Damian memeluk tubuh
Serena yang lunglai dan
terlelap, tubuhnya rileks setelah
percintaan mereka. Tapi otaknya berpikir keras.
Dia sengaja membuat Serena mabuk malam ini, agar Serena tidak waspada, agar Serena tidak menyadari, tidak menyadari apa yang sudah dia rencanakan
jauh sebelumnya.
Dia tidak memakai pelindung saat mereka bercinta tadi. Dia berusaha membuat
Serena hamil.
Damian memejamkan mata
dan
mengernyit ketika sengatan rasa bersalah menyerbunya.

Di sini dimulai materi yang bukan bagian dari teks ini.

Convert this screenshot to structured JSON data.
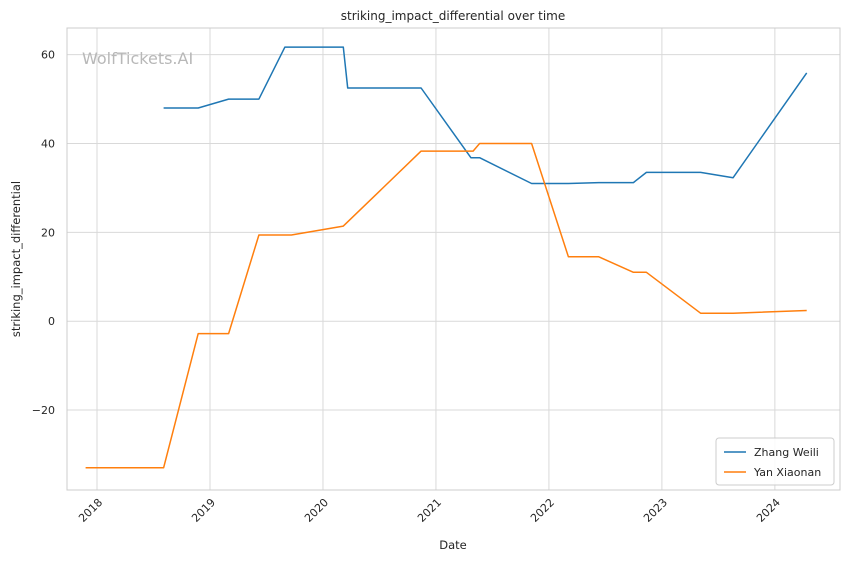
{
  "watermark": "WolfTickets.AI",
  "chart_data": {
    "type": "line",
    "title": "striking_impact_differential over time",
    "xlabel": "Date",
    "ylabel": "striking_impact_differential",
    "x_ticks": [
      "2018",
      "2019",
      "2020",
      "2021",
      "2022",
      "2023",
      "2024"
    ],
    "y_ticks": [
      -20,
      0,
      20,
      40,
      60
    ],
    "xlim": [
      "2017-09-26",
      "2024-07-30"
    ],
    "ylim": [
      -38,
      66
    ],
    "grid": true,
    "legend_position": "bottom-right",
    "series": [
      {
        "name": "Zhang Weili",
        "color": "#1f77b4",
        "points": [
          [
            "2018-08-04",
            48.0
          ],
          [
            "2018-11-24",
            48.0
          ],
          [
            "2019-03-02",
            50.0
          ],
          [
            "2019-06-08",
            50.0
          ],
          [
            "2019-08-31",
            61.7
          ],
          [
            "2020-03-07",
            61.7
          ],
          [
            "2020-03-21",
            52.5
          ],
          [
            "2020-11-14",
            52.5
          ],
          [
            "2021-04-24",
            36.8
          ],
          [
            "2021-05-22",
            36.8
          ],
          [
            "2021-11-06",
            31.0
          ],
          [
            "2022-03-05",
            31.0
          ],
          [
            "2022-06-11",
            31.2
          ],
          [
            "2022-10-01",
            31.2
          ],
          [
            "2022-11-12",
            33.5
          ],
          [
            "2023-05-06",
            33.5
          ],
          [
            "2023-08-19",
            32.3
          ],
          [
            "2024-04-13",
            55.9
          ]
        ]
      },
      {
        "name": "Yan Xiaonan",
        "color": "#ff7f0e",
        "points": [
          [
            "2017-11-25",
            -33.0
          ],
          [
            "2018-08-04",
            -33.0
          ],
          [
            "2018-11-24",
            -2.8
          ],
          [
            "2019-03-02",
            -2.8
          ],
          [
            "2019-06-08",
            19.4
          ],
          [
            "2019-09-21",
            19.4
          ],
          [
            "2020-03-07",
            21.4
          ],
          [
            "2020-11-14",
            38.3
          ],
          [
            "2021-05-01",
            38.3
          ],
          [
            "2021-05-22",
            40.0
          ],
          [
            "2021-11-06",
            40.0
          ],
          [
            "2022-03-05",
            14.5
          ],
          [
            "2022-06-11",
            14.5
          ],
          [
            "2022-10-01",
            11.0
          ],
          [
            "2022-11-12",
            11.0
          ],
          [
            "2023-05-06",
            1.8
          ],
          [
            "2023-08-19",
            1.8
          ],
          [
            "2024-04-13",
            2.4
          ]
        ]
      }
    ]
  }
}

Dia telah memanipulasi ketulusan perasaan Serena dengan menjebaknya. Tapi mau bagaimana lagi? Dia sudah berusaha melupakan Serena. Tuhan tahu dia berusaha sangat keras, apa saja agar Serena bahagia bersama
Rafinya yang sudah dipilihnya. Dia bahkan mengajukan diri untuk perjalanan
bisnis ke luar negeri agar bisa
melupakan Serena. Tapi perempuan itu
membayanginya, membuatnya
gelisah dan tidak bisa berkonsentrasi. Damian merasa dirinya nyaris gila ketika memutuskan akan
pulang dan memutuskan
untuk memiliki Serena dengan cara apapun. Jika Serena tidak mau memilihnya,
maka
Damian akan memaksa Serena memilihnya!
Dengan lembut Damian mengecup dahi Serena
yang berbaring di lengannya.
Sebelah tangannya
meraba perut Serena yang telanjang di
balik selimut dan
mengelusnya.
Anakku mungkin sudah bertumbuh di
sini, pikirnya posesif.
Rasa memiliki dengan intensitas luar biasa muncul tiba-tiba dalam hatinya ketika menyadari bahwa
anaknya mungkin sudah mulai bertumbuh dan terbentuk
di dalam rahim Serena.
Dengan lembut diusapnya
perut Serena, Damian
tidak bisa menahan
diri, pelan- pelan diletakkannya kepala Serena di bantal, lalu dia bergerak turun dan
mengecup perut Serena,
"Kau harus tumbuh di sana," bisiknya penuh tekad, "Kau harus tumbuh sehat dan kuat di sana,
agar ayahmu bisa memiliki ibumu", Damian berbicara sambil
mengecup perut Serena.
Kemungkinan bayi itu terbentuk dari percintaan mereka adalah 80%, Damian sudah mempelajarinya dari semua
referensi yang bisa ia dapat, ia mengetahui
bahwa dari rata-rata
umur mereka berdua kemungkinan Serena hamil malam ini
sangat
besar, dan diam-diam dia sudah mencocokkan dengan siklus Serena, dia
tahu perempuan itu sedang
dalam masa suburnya.
Ciuman-ciuman lembut
di perutnya
itu membuat
Serena
terbangun, dia
membuka mata dan menatap Damian,
"Damian?" Serena bertanya-tanya kenapa Damian mengecup perutnya.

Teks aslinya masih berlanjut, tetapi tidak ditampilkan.